Looking ahead, the landscape for pyridine derivatives keeps shifting with advances in catalyst technology, greener chemistry, and automation in synthesis. 6-Bromo-5-fluoro-2-pyridinecarboxylic acid, thanks to its unique reactivity profile, occupies a strong niche for constructing libraries of, heterocyclic scaffolds, especially in areas where electron-withdrawing groups and halogen handles enable late-stage diversification. Our experience suggests that with new catalytic systems and more sophisticated demand for precision compounds, reliance on high-quality, consistently manufactured intermediates only grows stronger.
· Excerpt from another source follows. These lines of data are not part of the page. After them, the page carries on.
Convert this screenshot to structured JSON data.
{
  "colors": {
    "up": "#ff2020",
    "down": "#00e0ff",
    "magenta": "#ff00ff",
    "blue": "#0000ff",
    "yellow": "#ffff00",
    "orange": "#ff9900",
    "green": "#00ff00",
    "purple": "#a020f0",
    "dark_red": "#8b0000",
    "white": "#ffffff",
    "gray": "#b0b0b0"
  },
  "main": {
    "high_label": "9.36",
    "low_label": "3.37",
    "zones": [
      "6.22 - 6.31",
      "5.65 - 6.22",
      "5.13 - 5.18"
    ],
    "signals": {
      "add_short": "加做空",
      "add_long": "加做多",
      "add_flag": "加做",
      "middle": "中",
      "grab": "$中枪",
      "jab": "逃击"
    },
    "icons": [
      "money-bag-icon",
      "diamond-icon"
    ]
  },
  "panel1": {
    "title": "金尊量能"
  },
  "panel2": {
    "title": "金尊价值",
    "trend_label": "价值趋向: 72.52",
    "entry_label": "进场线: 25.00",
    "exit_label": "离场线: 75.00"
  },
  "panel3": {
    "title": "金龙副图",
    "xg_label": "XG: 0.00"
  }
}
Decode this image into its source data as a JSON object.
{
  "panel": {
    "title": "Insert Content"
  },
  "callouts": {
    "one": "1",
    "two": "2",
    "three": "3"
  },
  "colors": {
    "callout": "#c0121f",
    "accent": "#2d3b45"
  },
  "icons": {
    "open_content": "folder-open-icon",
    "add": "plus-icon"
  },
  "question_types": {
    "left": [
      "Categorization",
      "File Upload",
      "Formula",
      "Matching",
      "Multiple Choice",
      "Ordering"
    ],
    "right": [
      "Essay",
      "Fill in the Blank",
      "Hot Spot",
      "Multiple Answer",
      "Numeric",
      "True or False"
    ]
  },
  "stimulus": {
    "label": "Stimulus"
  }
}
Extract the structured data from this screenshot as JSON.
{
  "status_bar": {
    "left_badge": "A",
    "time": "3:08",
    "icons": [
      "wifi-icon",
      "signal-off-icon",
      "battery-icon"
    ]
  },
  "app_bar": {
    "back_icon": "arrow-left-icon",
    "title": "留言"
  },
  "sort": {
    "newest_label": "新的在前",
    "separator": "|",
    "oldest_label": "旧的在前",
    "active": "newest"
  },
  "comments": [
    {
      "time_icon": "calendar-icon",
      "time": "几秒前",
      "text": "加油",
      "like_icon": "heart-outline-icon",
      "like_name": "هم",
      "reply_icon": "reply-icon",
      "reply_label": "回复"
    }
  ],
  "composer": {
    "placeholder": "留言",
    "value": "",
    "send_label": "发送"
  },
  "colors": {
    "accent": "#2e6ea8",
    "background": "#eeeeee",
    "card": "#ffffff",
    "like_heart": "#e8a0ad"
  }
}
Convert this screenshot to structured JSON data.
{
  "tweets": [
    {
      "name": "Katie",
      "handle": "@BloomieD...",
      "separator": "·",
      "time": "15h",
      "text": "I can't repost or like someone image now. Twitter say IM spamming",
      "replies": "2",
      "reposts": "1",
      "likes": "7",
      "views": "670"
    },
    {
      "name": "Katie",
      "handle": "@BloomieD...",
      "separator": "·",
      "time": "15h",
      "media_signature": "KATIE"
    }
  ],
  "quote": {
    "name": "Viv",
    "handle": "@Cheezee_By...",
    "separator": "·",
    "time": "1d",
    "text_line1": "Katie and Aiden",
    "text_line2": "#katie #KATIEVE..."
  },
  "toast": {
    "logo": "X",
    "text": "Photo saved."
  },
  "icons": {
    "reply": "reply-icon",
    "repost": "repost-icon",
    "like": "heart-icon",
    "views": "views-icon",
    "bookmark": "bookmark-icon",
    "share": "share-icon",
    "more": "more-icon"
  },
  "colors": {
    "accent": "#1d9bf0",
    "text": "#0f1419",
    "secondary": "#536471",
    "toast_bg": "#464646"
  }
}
The days of tolerating broad, uncharacterized impurities or accepting ‘close enough’ material fade as industries raise the bar for quality and traceability.
Clients working in personalized medicine, targeted crop innovation, and automated multiparallel synthesis often cite 6-bromo-5-fluoro-2-pyridinecarboxylic acid as a foundation—offering a launching point towards compounds that, a few years ago, were considered too challenging or costly to build at scale. Advances in process intensification and miniaturized reactors will continue to reward those who build relationships directly with manufacturers, pushing toward even tighter spec and performance.
As synthetic and pharmaceutical chemists stretch the boundaries of what’s possible in molecule design, our role as a manufacturer of this advanced pyridinecarboxylic acid becomes even more central—not just to deliver a chemical, but to provide substance, trust, and technical insight that helps reshape what industry expects from its foundational building blocks.